Tuel Laurent: Un jeu d’enfants

„Un jeu d’enfants“ de Laurent Tuel, qui raconte l’histoire d’une famille et de son autodestruction, laisse beaucoup de possibilités d’interprétation.

— Affiche —

Le remplissage des salles obscures, grâce à des produits estivaux hautement stériles – voire imbéciles – se reproduit anuellement. Cet été n’y fait pas exception. Il est donc recommandé de se tourner plutôt vers les, apparemment, „petits films“. Et dans nos parages cinématographiques, ceux-ci sont souvent français. Plutôt boudés, d’ailleurs, par un public las de se voir, soi-même et le monde, analysé à tort et à travers par des „auteurs“ auxquels il reproche un manque certain d’action. Les jeunes réalisateurs et réalisatrices français-es, bien qu’ils aspirent aussi à une certaine vision d’auteur, se montrent de plus en plus conscient-e-s de ce désir populaire. D’où une certaine renaissance de l’horreur et du fantastique dans le cinéma de France. Ça peut donner une promenade dans les bois en sitcom gonflée et gonflante, des rivières pourpres en thriller bien mené ou bien – on en passe – ce jeu d’enfants en film à suspense bien distillé.

Un appartement parisien en feu. Flash-back sur une famille gâtée, tout ce qu’il y a de normal, en apparence. Les parents sont un peu trop carriéristes et n’éduquent leurs enfants – petite fille, petit garçon – qu’accessoirement. Les enfants ont ainsi érigé leur propre jardin secret, représenté par une couverture posée en forme de tente sur des chaises. Juste eux deux savent ce qui se cache dans ce jardin, un secret dont la mère commencera à avoir peur. Cette dernière digère mal la perte d’un troisième bébé. Son passé dépressif aidera-t-il à la faire basculer dans la paranoïa et la folie? Mais pourquoi le mari se met-il alors, lui aussi, à avoir des hallucinations macabres? L’appartement serait-il hanté par un passé violent? Ou seraient-ce vraiment les deux petits chéris qui jetteraient des sorts à leurs parents? Un jeu d’enfants?

Le film vit de ces questions que Laurent Tuel pousse bien le public à se poser. Questions dont peu trouveront des réponses vraiment plausibles. Mais qu’à cela ne tienne, le réalisateur arrive à traiter la famille en sujet de son long-métrage, le filmant de manière bien plus convaincue et convainquante que son attirail surnaturel. Ces parents ne comprennent rien à leurs enfants. Le père souffre tellement du stress au bureau qu’il rêve de battre à mort un collègue de travail, s’automutilant lors du processus. La mère en a tellement marre de son rôle de mater familias qu’elle en a des visions: allongée sur la table de cuisine, elle se prostitue avec le premier „spécialiste“ en électroménager qui passe.

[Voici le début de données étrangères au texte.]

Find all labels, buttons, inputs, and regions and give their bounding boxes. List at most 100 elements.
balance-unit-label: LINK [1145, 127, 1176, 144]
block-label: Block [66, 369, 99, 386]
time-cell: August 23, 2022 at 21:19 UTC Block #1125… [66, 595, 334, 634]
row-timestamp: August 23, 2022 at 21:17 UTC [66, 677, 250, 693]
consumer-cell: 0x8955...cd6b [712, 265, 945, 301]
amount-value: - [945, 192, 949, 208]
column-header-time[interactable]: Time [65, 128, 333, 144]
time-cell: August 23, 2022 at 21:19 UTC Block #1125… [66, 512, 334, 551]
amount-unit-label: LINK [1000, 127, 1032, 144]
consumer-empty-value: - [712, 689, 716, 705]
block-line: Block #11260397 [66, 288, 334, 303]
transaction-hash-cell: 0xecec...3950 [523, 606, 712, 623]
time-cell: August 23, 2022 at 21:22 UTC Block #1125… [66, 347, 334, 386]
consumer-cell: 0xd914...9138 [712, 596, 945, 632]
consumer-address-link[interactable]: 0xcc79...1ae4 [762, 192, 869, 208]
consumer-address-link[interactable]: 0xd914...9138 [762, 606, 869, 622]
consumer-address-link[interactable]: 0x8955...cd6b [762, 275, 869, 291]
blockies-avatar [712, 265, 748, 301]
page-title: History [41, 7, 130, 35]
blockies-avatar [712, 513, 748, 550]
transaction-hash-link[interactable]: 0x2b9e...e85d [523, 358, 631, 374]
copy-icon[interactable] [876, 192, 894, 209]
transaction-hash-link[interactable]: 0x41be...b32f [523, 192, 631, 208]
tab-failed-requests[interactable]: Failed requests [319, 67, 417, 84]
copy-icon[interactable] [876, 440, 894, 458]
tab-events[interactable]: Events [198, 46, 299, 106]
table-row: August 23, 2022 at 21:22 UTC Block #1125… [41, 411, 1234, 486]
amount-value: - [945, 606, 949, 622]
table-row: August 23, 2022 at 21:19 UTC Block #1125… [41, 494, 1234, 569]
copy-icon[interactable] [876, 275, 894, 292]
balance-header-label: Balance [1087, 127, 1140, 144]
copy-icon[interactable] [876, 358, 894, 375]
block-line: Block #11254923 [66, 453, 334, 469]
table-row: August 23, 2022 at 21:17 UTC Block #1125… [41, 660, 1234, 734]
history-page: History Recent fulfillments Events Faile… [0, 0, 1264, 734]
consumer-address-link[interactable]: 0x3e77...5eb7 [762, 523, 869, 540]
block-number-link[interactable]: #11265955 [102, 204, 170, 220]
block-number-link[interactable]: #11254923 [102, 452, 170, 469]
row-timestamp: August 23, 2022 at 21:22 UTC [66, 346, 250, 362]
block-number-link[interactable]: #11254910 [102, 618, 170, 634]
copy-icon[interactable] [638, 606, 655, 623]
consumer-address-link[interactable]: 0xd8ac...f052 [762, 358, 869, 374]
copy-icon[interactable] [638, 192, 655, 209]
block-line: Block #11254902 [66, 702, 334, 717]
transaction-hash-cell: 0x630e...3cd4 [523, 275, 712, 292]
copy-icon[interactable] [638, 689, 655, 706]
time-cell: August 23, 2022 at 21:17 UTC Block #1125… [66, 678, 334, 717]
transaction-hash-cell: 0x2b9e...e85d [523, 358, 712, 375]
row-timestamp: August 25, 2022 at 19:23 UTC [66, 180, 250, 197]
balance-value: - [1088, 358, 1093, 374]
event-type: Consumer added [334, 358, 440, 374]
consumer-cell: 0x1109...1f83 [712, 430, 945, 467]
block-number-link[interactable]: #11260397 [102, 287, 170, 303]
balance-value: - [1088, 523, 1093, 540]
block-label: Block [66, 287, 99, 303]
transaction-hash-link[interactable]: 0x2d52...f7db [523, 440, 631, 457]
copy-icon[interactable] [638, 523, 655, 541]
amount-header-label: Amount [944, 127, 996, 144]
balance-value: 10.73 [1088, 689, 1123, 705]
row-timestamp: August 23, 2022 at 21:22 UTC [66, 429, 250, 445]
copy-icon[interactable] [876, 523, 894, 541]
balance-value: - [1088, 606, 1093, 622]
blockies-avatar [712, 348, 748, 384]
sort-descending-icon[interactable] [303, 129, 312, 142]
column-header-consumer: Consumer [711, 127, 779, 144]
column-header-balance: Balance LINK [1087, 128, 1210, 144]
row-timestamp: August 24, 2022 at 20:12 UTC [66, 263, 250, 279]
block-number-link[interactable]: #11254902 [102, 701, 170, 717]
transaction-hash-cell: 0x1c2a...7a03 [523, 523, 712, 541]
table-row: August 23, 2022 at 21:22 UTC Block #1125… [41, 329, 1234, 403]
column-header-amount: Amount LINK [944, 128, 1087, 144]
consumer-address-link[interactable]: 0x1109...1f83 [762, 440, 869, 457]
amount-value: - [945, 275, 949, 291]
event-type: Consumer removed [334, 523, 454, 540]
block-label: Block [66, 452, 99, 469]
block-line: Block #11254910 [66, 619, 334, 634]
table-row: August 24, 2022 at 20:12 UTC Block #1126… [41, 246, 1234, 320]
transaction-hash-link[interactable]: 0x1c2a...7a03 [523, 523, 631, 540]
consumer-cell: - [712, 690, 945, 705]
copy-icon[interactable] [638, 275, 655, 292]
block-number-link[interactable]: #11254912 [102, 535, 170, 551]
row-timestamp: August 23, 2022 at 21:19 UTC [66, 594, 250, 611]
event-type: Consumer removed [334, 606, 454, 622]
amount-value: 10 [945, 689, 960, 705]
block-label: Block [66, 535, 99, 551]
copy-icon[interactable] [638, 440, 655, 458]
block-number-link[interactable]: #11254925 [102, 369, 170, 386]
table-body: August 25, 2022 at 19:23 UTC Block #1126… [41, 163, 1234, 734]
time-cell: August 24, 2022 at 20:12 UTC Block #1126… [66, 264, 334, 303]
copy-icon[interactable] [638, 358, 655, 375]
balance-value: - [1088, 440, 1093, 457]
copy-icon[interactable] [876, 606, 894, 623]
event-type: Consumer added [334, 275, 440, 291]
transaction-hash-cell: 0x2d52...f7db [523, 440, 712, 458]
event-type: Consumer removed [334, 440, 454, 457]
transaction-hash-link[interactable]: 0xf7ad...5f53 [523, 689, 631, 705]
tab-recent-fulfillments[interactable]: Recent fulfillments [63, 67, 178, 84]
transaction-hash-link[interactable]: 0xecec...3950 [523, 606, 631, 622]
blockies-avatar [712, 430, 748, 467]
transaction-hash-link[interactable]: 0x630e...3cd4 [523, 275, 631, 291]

„Un jeu d’enfants“ reste assez troublant pour ne pas trancher catégoriquement entre la réalité et l’irréalité de ces situations hallucinantes. Et le „bonheur familial“ peut être le véritable danger.

On pense parfois même à „Shining“. Sauf que dans „Un jeu d’enfants“, ce ne sont que des murs et plafonds d’appartement qui semblent enfermer peu à peu des acteurs et actrices (Karin Viard et Charles Berling, parfait-e-s) et accentuer ainsi l’atmosphère de plus en plus étouffante.

Mais, finalement, Laurent Tuel tire trop facilement les ficelles surréalistes pour finir son film. Comme s’il avait perdu confiance, en cours de route, en sa thématique familiale. Il semble ainsi perdre de main un long-métrage, après avoir bien tenu le cap pendant trois quarts de route. Dommage, mais ça vaut toujours bien mieux que les „Scary Jurassic XV“ ambiants.